Perhaps fittingly at the end of this year, the alternative pop rock act just released a new single, "Crazy," that's on an album to be released soon on streaming services. On the self-titled album, Smith sings and plays guitar, Daniel Thomason plays guitar and lap steel and sings, Jordan Daley joins on vocals and drums and David Jeans serves as bassist. Skyler House joined them over the summer and will be the main guitar player going forward.

"We were trying to figure out something to do, music-wise," Daley said. He and Jeans worked together, and then he remembered Smith had also moved to Music City. Back in 2017, they got together at Smith's living room, having heard a few of his songs.

As Smith says, they started really hot and put out a few songs in the next year, played shows and recorded. As it happens, marriages and babies arrived so priorities changed a bit. Life changes things so they slowed a bit but persevered.

"We still managed to manage to keep working all through that time," Smith said, but then the pandemic hit.

"We finally this last year, not having a chance to play shows and stuff, in the spring we kind of were buckling down and figuring it out, getting all the pieces together to put out all these songs we recorded," Smith said.

They had the 10 songs ready for an album, as it so happened. Daley calls them "bangers" that, despite their differences, fit together well.

It's a long process, and Thomason devoted many hours to editing, mastering and mixing there at the computer. But the result, they think, hangs together.

"It's kind of a weird album. It's not like you can classify as a genre, because we've got an alternative rock song, and then you've got a country and western Christmas song, then you've got a fast pop punk upbeat song. It's all over the place," Daley said.

It's a total departure from Us and the Ship, they say. Smith says this band is more about the hooks, rather than the more conceptual nature of Us and the Ship.

"Us and the Ship was way more focused on the art of it and the technicality of it, and making music that would satisfy my nerdy sort of idiosyncrasies, stuff like that," Thomason said. "Pickup Sticks is way more about having fun and trying to appeal to a much wider range of people."

It's music to enjoy and get your head nodding. "The first time you hear it, you're into it and that's it," Thomason said.

Smith said in his songwriting, at least, he tries to hearken back to the simplicity and straightforward nature of old country.

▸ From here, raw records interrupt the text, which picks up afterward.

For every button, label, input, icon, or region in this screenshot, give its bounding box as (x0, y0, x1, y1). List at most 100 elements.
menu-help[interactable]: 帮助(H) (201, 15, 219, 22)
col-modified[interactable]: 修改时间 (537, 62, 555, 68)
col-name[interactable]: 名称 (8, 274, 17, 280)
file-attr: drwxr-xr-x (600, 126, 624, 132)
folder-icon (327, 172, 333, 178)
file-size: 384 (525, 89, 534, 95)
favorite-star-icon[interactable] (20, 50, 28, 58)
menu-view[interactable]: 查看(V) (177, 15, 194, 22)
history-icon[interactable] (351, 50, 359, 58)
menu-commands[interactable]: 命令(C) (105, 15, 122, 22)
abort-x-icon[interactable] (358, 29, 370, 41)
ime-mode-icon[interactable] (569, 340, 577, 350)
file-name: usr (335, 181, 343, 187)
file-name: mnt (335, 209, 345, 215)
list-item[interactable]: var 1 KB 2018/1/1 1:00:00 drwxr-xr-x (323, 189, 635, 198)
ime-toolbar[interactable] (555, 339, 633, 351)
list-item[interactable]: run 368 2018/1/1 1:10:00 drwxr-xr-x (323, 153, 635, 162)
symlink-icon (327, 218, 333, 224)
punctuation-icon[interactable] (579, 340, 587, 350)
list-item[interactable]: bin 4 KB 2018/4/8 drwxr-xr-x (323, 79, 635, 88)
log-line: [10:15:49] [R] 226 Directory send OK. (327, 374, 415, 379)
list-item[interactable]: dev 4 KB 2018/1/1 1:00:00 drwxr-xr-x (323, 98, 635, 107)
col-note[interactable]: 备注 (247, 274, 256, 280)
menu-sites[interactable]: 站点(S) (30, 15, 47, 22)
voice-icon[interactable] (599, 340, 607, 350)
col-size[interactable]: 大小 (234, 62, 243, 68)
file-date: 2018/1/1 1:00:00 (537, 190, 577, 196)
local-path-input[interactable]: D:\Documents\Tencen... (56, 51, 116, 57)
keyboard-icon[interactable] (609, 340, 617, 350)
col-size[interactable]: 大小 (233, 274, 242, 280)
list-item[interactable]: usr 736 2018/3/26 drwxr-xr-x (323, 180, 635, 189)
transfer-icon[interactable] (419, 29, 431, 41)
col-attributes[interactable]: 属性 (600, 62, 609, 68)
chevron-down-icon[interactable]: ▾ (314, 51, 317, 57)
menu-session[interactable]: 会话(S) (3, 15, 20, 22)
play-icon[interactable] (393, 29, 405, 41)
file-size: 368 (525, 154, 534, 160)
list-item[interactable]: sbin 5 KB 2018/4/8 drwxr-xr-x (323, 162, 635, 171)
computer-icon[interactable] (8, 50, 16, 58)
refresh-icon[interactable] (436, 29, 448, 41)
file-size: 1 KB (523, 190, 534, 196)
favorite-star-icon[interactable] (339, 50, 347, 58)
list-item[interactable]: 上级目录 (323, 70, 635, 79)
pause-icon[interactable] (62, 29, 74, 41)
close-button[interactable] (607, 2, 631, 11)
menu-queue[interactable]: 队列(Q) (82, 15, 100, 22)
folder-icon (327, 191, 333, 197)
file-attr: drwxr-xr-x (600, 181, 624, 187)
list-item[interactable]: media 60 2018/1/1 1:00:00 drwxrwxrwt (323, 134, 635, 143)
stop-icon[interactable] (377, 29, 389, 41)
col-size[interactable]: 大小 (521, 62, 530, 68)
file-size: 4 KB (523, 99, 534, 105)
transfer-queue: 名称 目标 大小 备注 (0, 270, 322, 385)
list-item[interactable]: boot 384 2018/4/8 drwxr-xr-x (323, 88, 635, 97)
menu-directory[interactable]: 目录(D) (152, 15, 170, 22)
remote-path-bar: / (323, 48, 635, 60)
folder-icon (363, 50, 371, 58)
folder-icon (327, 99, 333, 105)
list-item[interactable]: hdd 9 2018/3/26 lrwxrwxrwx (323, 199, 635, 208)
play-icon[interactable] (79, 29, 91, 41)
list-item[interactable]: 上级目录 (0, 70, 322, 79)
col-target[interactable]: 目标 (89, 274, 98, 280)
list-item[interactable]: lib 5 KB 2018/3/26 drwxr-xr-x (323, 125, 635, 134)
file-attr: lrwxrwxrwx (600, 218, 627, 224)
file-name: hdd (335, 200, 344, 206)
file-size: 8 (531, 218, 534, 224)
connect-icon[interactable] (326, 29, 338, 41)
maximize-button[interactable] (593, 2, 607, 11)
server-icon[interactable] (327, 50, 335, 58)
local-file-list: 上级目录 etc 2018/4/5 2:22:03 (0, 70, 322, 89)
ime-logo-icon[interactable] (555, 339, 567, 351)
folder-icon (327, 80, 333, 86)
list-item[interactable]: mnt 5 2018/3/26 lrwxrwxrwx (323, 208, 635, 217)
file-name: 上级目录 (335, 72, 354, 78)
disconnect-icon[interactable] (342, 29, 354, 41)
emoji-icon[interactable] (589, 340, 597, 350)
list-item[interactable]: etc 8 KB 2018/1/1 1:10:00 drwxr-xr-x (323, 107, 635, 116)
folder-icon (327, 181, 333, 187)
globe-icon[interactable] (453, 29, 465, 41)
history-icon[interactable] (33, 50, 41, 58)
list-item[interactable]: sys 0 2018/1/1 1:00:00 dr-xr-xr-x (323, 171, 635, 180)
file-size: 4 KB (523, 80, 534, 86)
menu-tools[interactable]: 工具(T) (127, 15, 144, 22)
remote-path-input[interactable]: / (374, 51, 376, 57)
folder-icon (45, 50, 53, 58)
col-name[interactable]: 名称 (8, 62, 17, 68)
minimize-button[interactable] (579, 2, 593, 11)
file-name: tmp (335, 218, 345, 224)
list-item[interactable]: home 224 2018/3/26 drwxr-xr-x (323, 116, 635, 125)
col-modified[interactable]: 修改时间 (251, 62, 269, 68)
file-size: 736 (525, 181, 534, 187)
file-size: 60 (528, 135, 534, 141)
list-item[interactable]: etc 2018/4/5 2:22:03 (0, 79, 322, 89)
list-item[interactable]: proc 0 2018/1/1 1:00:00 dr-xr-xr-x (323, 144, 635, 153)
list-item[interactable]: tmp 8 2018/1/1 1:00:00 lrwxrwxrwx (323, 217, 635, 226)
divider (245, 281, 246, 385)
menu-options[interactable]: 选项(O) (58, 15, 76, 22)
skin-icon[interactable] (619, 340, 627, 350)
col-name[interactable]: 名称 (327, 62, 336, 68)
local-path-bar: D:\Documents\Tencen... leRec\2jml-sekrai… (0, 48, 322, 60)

Simple and structured, that was the idea of the band's songs, Daley said.

"We called it alternative Americana," Smith said, noting Thomason's lap steel work. They're also trying to appeal to the city where they live now, Nashville, Daley said.

And Thomason points out they've become more knowledgeable about Nashville, its history and sensibility. "I think that we wrote music for Pickup Sticks out of that familiarity with the city now," Thomason said. They write from this place, he said.

Nashville, after all, is where the hit makers and so many talented people are, Smith said. There's a huge pool of talented musicians, which encourages them to up their game.

"You're trying to get a song that resonates, that people enjoy and can dig into," Smith said.

Adds Thomason, "What goes right along with that is our maturity. We've all spent years writing music. This album is the culmination of three or four years back writing, maybe more for Brandon, and so it just shows a maturity versus our previous works just being older musicians."

It's been a year since they were able to play a live show, and they hope the situation improves for live music in Nashville this coming year after the COVID-19 vaccine has been out and the pandemic is more under control.

"I'm just along for the ride, I'm ready to play," House said.

Look for the new album on your favorite streaming service starting Jan. 1.